Sarah's Catalog

Disclaimer: I am not an expert. The following information is based on my experience and understanding. Research was done beforehand to make sure I'm not getting things wrong.

Storage

  • Root and boot partitons (SSD), and hard drive are automatically mounted on startup using the fstab file.
  • Hard drive allocates space for a swap file.

Permissions

  • (There's an image in the information section about permissions for reference)
  • Specific containers exist as a user, and belong to a group
  • These containers utilize UID/GID mapping.
  • Meanwhile, other containers are granted more system privileges than the rest.
  • In general, no permissions are granted for others.
  • Three bash scripts are dedicated to updating ownership and permissions for the script and log, media, and Docker container directories.
  • These scripts are automated with Cron.
  • They're configured the scripts to append their output to a log file.
  • And scheduled to run at every hour, but spaced out by 5 minutes.

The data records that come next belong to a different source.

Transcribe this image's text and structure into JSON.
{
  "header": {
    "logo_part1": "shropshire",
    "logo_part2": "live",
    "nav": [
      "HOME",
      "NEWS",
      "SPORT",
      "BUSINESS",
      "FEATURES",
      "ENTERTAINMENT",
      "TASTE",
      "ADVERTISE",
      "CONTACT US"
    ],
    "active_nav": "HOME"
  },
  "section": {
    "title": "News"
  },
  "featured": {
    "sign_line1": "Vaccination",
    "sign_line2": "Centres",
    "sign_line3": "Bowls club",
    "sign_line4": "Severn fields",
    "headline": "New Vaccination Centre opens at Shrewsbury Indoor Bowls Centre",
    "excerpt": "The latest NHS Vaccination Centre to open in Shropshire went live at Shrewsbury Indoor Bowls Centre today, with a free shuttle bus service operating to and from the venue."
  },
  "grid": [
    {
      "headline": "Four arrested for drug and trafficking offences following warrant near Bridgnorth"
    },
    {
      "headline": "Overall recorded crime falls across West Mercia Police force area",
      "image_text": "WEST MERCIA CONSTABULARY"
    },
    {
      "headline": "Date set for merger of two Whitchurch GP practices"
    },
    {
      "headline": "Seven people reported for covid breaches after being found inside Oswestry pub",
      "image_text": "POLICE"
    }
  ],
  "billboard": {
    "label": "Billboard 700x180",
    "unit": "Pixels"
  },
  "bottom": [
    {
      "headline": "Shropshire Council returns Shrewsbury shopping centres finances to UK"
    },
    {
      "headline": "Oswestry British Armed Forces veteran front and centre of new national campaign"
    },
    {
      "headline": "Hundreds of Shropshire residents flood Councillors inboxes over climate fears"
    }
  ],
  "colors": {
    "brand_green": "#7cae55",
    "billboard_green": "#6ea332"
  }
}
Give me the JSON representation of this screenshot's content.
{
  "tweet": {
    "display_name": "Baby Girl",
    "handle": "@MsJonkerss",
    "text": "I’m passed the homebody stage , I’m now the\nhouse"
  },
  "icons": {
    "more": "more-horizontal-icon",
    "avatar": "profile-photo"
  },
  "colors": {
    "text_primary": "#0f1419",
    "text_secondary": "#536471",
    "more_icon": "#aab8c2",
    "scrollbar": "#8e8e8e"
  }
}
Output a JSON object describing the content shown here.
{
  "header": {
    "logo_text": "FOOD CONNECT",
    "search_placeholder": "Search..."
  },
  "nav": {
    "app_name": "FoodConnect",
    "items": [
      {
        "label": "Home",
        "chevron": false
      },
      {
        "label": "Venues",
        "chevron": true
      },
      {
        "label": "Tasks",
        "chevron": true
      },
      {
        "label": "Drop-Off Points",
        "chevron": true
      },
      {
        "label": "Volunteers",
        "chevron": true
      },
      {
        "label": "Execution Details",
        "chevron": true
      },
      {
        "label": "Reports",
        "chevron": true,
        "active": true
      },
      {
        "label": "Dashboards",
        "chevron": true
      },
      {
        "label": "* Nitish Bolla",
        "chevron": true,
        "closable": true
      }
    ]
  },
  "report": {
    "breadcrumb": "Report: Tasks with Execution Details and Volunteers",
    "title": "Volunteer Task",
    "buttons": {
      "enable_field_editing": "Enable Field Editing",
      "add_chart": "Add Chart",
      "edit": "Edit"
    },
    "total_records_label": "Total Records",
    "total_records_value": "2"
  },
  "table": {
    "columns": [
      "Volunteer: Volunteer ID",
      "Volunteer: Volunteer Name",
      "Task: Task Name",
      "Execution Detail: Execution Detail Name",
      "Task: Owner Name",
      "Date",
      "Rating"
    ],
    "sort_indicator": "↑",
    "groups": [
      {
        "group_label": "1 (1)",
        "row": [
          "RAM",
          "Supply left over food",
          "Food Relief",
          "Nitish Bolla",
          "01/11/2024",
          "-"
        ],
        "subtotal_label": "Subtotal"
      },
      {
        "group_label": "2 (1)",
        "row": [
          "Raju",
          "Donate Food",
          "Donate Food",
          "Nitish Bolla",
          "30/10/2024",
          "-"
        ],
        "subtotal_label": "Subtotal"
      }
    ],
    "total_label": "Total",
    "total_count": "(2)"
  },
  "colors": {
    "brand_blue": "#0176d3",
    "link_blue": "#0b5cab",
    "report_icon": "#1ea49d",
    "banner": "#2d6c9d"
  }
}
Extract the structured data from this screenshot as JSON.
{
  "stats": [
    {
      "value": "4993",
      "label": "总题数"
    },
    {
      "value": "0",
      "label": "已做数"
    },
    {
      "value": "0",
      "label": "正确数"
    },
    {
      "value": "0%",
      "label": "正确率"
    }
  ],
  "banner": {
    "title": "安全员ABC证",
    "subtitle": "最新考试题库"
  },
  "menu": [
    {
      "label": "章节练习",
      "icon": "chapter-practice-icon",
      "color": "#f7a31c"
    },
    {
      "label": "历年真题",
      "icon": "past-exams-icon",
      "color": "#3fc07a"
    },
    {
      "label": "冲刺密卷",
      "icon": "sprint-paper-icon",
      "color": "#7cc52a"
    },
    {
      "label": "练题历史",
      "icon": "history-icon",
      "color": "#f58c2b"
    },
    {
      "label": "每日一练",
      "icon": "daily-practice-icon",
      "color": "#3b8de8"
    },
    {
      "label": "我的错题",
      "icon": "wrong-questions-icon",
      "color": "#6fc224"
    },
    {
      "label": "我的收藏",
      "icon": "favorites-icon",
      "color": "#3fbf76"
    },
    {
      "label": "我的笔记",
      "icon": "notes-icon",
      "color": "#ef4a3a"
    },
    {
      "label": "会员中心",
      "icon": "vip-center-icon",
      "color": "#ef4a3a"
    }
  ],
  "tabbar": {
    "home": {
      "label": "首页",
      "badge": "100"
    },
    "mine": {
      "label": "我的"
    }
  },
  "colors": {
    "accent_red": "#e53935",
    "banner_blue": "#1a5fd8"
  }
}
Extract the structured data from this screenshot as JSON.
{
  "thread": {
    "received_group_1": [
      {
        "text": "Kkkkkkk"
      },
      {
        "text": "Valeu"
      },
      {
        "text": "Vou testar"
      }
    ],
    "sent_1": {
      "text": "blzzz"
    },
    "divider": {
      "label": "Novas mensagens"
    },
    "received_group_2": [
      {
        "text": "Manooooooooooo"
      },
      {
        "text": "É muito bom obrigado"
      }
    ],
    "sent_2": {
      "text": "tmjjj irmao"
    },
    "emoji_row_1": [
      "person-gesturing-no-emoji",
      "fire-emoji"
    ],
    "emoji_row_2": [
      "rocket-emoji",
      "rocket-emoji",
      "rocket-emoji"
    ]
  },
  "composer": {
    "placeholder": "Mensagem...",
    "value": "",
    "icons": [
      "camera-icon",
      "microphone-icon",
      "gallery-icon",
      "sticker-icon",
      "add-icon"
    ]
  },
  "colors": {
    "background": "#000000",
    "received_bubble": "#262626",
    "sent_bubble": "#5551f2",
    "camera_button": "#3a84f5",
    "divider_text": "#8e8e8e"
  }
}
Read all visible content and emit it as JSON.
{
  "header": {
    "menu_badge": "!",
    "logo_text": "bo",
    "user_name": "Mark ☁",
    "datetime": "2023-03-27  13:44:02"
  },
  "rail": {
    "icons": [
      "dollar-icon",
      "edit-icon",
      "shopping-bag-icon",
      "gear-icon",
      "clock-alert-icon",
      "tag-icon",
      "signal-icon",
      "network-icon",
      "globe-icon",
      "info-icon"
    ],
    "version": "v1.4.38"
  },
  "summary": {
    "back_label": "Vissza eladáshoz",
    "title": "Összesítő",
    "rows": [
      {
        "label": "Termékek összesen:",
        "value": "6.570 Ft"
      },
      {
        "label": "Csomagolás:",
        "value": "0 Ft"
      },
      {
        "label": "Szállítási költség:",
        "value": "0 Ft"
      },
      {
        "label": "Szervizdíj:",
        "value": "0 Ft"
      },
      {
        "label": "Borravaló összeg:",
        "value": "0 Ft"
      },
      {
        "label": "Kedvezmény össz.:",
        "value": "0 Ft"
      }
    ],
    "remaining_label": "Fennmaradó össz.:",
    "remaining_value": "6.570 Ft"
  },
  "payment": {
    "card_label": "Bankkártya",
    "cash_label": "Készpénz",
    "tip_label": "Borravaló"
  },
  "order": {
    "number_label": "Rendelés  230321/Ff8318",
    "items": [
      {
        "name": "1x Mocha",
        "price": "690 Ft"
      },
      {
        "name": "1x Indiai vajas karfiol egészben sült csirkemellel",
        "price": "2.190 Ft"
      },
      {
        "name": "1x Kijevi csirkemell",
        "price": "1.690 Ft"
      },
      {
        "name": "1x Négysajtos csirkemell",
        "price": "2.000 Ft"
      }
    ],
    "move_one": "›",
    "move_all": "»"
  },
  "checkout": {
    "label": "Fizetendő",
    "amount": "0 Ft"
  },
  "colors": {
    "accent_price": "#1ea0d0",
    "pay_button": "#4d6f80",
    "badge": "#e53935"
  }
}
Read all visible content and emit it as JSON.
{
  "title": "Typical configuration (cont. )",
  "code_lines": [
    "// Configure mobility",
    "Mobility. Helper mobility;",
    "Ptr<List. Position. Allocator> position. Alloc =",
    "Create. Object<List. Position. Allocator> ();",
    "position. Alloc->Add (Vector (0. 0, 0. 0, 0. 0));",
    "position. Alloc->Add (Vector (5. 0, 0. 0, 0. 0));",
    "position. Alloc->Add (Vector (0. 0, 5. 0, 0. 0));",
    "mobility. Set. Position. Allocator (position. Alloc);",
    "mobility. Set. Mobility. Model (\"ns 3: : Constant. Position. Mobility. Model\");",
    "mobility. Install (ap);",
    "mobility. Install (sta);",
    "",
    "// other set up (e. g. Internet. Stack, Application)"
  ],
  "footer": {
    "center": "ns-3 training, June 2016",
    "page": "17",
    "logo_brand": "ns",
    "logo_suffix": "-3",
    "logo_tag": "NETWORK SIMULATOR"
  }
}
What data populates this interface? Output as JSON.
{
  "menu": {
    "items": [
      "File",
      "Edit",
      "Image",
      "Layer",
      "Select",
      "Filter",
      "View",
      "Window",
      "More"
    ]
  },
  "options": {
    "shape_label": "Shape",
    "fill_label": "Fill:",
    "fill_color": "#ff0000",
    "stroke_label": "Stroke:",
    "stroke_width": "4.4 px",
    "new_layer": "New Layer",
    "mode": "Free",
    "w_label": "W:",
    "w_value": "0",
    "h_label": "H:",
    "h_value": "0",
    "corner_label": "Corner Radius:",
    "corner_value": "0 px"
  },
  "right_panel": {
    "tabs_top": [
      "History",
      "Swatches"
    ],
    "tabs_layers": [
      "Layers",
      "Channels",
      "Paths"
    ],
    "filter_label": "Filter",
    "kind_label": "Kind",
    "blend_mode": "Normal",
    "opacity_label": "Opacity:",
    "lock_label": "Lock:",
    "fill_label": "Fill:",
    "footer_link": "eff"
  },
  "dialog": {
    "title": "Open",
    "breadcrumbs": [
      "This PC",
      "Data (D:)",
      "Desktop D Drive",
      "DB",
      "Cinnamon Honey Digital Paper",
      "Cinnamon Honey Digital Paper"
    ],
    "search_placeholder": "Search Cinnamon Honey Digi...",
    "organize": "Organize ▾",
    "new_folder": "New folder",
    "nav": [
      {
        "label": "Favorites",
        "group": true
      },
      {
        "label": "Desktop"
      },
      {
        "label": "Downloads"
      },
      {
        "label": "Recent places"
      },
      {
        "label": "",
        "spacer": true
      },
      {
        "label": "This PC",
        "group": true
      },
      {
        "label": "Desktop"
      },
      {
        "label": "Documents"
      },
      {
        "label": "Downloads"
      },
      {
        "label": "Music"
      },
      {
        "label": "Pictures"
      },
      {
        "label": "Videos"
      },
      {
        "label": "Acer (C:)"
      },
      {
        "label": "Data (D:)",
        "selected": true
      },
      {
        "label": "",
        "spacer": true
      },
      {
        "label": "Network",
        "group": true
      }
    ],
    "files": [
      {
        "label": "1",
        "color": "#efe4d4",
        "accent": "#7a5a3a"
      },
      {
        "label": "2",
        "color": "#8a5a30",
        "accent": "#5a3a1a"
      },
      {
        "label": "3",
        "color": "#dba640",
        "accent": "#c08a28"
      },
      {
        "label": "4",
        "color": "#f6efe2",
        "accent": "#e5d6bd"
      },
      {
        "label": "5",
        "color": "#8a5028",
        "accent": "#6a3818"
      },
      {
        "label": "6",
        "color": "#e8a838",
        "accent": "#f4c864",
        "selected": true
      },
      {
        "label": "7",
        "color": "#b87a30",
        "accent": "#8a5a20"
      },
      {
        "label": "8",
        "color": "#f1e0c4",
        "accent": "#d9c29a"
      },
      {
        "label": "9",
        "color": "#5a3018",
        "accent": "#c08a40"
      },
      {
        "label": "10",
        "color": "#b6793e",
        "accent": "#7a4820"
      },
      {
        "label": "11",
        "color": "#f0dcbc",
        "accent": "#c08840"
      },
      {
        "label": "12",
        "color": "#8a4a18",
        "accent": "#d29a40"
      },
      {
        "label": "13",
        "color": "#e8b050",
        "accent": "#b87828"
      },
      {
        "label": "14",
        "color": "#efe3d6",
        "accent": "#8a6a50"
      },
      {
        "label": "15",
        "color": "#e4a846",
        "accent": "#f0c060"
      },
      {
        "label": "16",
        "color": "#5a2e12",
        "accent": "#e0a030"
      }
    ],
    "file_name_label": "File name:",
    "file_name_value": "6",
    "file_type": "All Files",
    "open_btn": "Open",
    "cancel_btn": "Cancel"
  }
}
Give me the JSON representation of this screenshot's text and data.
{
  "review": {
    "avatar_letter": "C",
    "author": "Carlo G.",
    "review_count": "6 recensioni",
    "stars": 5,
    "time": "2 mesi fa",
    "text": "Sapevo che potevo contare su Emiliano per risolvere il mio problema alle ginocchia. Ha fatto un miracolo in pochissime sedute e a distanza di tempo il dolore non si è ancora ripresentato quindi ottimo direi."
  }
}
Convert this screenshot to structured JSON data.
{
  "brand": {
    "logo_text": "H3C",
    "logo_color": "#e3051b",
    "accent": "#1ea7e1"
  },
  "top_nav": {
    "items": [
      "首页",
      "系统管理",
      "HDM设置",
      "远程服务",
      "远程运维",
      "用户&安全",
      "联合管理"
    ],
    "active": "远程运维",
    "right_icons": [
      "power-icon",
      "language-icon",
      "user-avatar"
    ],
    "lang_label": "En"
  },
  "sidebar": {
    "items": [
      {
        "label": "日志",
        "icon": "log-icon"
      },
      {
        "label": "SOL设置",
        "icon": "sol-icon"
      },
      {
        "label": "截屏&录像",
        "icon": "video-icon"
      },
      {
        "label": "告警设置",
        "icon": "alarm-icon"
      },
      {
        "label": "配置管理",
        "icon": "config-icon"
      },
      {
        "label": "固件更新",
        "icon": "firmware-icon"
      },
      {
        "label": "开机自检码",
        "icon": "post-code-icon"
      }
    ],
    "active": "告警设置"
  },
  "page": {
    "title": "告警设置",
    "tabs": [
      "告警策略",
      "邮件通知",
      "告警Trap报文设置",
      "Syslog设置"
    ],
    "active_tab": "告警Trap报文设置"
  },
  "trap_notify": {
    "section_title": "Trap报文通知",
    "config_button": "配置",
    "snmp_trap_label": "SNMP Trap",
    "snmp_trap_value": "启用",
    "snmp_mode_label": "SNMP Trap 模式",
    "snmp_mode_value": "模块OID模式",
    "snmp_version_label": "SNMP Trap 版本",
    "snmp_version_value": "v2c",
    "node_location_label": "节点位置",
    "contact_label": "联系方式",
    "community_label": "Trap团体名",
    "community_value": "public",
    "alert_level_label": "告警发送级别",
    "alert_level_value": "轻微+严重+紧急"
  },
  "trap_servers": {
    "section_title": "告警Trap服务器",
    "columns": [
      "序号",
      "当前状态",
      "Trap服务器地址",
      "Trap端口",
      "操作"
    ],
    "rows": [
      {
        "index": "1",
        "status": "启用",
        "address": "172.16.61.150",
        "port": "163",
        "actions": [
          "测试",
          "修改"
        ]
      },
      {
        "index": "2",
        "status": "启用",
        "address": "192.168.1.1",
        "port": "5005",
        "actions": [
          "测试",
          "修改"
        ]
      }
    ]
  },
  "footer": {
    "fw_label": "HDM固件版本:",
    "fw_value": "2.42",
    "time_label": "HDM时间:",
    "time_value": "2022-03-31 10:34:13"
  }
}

So the second and third script will run at the 5 and 10 minute mark at each hour.

Caddy

  • Caddy acts as a reverse proxy and provides internally signed HTTPS for all containers specified in the Caddyfile within srm_network.
  • All of the containers defined in the Caddyfile have their own .home domain.
  • I feel like the best way of visualizing my Docker setup with Caddy is by using the apartment or hotel analogy.
  • Receptionist (Caddy)
  • Caddy listens for requests on port 80 and 443 from containers listed in the Caddyfile.
  • (In Pi-hole, there's local DNS records for each of the .home domains pointing towards my network's local IP)
  • Elevator (srm_network)
  • The Docker network, srm_network, connects all of my containers together. Allowing them to communicate with each other.
  • Docker Containers (Apartment/Hotel Room)
  • All of the containers are self contained, they can only be contacted through their port number. Similar to a door. Otherwise, they operate separately from each other.

HTTPS

  • All of the domains use HTTPS instead of HTTP because Caddy internally signs each of my domains using its own private certificate authority (CA).
  • This provides end-to-end encryption without having to expose services to the internet.

CrowdSec

  • CrowdSec processes logs from auth.log, and makes decisions based on suspicious activity related to things like failed SSH attempts.
  • An acquis.yaml file is used to direct it to the the auth.log
  • Utilizing CrowdSec means it'll list IPs that should be banned in the decision list, but it doesn't mean it'll actually ban.
  • That's why I've implemented CrowdSec's Firewall Bouncer.
  • CrowdSec Firewall Bouncer is installed on the host machine, or this server. It's not in a Docker container.
  • The Firewall Bouncer ban IPs on the decision list and community blocklist (CAPI) by adding it to the nftables.

Docker Containers

  • (At the beginning of the year, I did a serious overhaul of my server by switching to bind mounts and using specific image versions instead of the latest.)
  • Type of volume: bind.
  • Creates a bridge between the host directory and container directory.
  • Permissions are handled by me instead of Docker, and they're not stored within /var/lib/docker.
  • For example, the media directory might look like /directory/directory/media, but inside of the container it's /data. So the bridge exists between the media and data directory.
  • Switched to specifying the image versions because I found it difficult to identify what version I was using.
  • I try to use the most recent stable version for each container.
  • This makes backup and version control much easier.
  • Configured Diun to check for updates.

Backup

  • Docker Registry is used to store the container images.
  • This doesn't include the volumes, or configuration files (e.g. docker compose, Caddyfile, etc). It only includes the software environment (e.g. OS, dependencies, plugins).
  • It's helpful whenever I need to revert to an older image, especially if the version was deleted.
  • It works by creating tags and pushing them into the registry. Then when I want to revert, I replace the image version with the tag in the docker compose.
  • I utilized a bash script with Cron to create an efficient backup system.
  • Rsync reduces redundant data and disk space by only copying new changes while also mirroring the unchanged data.
  • If the backup folder isn't empty, it'll either copy with rsync or create a hard link if there's no change.
  • This script is scheduled to run at 7am everyday.

SteamCMD + Rust Server

  • (This feels kind of out of place since it's a video game server, but I'm going to focus on the server side of things. In the future, I think it would be cool to provide information on how to setup a Rust server for others though.)
  • For SteamCMD I followed the documentation: created a steam user and followed the instructions under 'manually'.
  • Every time I want to work on the Rust server, I login as the steam user.
  • This provides me with what feels like a server within my actual server, but it's just a user folder in the home directory that can only be accessed by that user.

Information + Terms

  • Fstab: a configuration file, located in /etc/fstab, which is used to automate the mounting of persistent storage and swap space at boot.
  • Persistent storage: storage that is non-volatile, or able to retain its data even when there isn't any power.
  • Swap file: a file which acts as a placeholder for allocated space used by the RAM when it's at full capacity.
  • Cron: a Unix utility which automates the execution of cron jobs at specified interval, or time in the crontab.